Years ago, on Call My Bluff there was a sort of running joke that one definition every programme was a Scottish word for a sheep. Once a series it wasn’t even a bluff. That was using the OED. Despite the Scottish element, if I were to suggest an animal with multiple names from the Chambers menagerie, I would go for the antelope.
But if it was a fish, it would have to be the salmon. I compiled a goodly list of them in preparing for the puzzle. I always knew there was a lot of them out there (down there?) but the catalogue I collated was nonetheless surprising in its extent. And it included OUANANICHE.
That’s one of those words which, once seen, has to be used, so the puzzle was under way. But getting a shoal of ten-lettered salmon up a ladder would have made for a very large grid. An early sketch had a much shallower incline but had to be abandoned when I realised it was approaching thirty columns wide.
In the end I focused in on having SALMON and LADDER in there, and it suddenly became clear that the six-letter synonyms were the way forward. In particular, I wanted KIPPER in there as an example of a salmon (on a par with discovering that PINK is a shade of yellow). The ladder idea felt like it needed some sort of ‘hand-on’ process to connect one ‘step’ to the next. And so the idea of pairs of anagrams emerged, with SALMON and LADDER at opposite ends popping out as a sort of unpaired pair. I slotted them all in, in what looked like a sensible order, only to realise that KIPPER was adjacent to BAGGIT. I was rather surprised to find there was a two-word option for that anagram. But I took it as the touch of serendipity that comes as a confirmatory touch that a puzzle is on the right track.
With a strong diagonal element SW -> NE, OUANANICHE had to go in as a down entry in one of the resulting triangles.
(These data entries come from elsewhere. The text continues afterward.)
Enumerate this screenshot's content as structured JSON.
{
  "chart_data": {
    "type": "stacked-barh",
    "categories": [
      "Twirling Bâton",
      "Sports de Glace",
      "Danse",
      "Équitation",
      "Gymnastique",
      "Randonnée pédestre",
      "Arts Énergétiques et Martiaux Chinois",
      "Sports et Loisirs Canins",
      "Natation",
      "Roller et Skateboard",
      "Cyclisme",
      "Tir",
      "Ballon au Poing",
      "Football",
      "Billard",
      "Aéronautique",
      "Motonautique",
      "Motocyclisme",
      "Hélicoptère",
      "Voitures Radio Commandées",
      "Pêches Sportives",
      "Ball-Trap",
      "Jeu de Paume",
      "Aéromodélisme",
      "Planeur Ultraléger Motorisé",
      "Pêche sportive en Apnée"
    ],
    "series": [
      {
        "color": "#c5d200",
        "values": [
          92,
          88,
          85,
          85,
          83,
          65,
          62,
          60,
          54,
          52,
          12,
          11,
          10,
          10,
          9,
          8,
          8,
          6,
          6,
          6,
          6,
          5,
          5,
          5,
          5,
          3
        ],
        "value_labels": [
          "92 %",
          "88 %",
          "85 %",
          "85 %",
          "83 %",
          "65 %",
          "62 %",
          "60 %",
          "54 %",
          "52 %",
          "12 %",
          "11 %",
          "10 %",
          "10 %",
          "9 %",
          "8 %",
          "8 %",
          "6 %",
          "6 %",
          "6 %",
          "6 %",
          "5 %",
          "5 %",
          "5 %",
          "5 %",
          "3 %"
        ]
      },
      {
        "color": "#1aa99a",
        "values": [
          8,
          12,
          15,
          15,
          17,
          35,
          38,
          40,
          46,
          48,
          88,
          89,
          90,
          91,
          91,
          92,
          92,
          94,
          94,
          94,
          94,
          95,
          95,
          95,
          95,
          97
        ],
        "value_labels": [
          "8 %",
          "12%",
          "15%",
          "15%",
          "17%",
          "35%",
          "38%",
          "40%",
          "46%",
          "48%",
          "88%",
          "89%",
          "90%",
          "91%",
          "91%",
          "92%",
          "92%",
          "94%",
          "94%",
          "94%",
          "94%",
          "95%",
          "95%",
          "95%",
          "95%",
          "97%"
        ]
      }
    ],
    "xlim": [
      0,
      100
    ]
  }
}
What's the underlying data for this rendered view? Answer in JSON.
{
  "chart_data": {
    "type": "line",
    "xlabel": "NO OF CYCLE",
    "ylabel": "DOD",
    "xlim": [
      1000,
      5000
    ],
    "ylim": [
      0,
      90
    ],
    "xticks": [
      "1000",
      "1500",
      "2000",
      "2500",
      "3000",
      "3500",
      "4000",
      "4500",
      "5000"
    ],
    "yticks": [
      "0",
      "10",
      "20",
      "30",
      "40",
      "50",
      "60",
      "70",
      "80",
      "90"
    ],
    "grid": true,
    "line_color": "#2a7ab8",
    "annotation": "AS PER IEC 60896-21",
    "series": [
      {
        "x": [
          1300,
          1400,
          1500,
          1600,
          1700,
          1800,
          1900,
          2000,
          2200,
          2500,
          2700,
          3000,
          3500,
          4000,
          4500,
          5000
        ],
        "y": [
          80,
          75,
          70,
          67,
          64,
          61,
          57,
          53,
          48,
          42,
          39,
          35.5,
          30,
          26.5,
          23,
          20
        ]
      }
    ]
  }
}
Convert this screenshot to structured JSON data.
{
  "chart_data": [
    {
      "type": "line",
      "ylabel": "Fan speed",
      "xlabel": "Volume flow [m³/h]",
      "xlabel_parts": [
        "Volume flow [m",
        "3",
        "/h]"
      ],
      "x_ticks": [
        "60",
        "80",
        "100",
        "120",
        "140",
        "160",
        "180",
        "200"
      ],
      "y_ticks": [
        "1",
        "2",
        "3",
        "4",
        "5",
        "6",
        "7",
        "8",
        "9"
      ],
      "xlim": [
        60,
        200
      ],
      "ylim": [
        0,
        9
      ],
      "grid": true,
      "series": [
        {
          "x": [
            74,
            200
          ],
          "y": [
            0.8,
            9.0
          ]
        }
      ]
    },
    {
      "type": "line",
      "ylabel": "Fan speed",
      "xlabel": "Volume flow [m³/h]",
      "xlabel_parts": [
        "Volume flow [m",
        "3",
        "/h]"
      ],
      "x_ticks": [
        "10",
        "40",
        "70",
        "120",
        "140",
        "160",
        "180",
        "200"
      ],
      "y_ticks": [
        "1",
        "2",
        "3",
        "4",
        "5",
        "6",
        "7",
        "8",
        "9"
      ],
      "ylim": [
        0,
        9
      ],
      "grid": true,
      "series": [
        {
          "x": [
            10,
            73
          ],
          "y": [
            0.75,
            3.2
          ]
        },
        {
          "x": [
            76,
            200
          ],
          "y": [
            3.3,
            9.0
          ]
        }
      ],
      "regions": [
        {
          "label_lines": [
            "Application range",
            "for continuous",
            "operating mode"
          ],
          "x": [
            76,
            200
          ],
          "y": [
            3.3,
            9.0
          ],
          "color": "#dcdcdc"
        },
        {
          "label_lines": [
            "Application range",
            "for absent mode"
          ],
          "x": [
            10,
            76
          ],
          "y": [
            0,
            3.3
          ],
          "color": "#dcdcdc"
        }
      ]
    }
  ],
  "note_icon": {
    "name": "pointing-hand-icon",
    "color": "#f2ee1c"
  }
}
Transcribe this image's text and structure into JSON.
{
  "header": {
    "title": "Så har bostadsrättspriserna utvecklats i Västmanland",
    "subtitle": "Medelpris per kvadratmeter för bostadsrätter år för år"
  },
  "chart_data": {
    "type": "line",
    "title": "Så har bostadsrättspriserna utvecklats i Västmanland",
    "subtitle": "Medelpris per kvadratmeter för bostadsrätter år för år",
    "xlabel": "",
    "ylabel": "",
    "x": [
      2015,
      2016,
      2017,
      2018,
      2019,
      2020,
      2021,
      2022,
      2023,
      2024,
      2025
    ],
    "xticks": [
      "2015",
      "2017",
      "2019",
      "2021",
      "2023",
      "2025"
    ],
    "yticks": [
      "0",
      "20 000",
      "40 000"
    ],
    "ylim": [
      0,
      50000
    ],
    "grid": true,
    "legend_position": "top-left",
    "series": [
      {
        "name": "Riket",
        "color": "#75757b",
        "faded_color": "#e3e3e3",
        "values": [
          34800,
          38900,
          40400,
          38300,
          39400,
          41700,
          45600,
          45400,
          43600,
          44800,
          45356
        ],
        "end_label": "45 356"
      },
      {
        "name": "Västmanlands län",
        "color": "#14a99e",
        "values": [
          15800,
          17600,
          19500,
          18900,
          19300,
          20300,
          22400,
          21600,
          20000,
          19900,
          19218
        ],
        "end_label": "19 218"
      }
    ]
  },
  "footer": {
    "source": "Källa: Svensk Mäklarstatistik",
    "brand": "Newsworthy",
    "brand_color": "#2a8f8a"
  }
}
But something with so many vowels is very friendly, and it wasn’t hard to get a grid around it.
The final step was to make the salmon less evident by introducing the deliberate failures to cross-check in selected down entries, though I decided the three-letter ones were not fair game for that.
It is a big puzzle and needed editing to fit the template. Quite a few clues were shortened to save lines here and there, and the preamble you saw was a little more than a third of my original, and I suspect that might have been a little too much judging by some of the comments received to date. But if John Green had wanted his slot at the bottom soliciting SAEs for annual records, you wouldn’t have seen the puzzle at all.
The final title also was not my original – Way Upstream (and thus my project of a series of puzzles using the titles of Alan Ayckbourn plays was frustrated at the outset…). That original offering was deemed a bit of a giveaway, and the editors proposed an alternative. One person’s giveaway is another’s bafflement, of course. I had expected OUANANICHE to hand the theme on a plate, but there were several who looked at a word starting OUA- in disbelief (always check Chambers), with some reports suggesting it was the last piece of their personal jigsaw.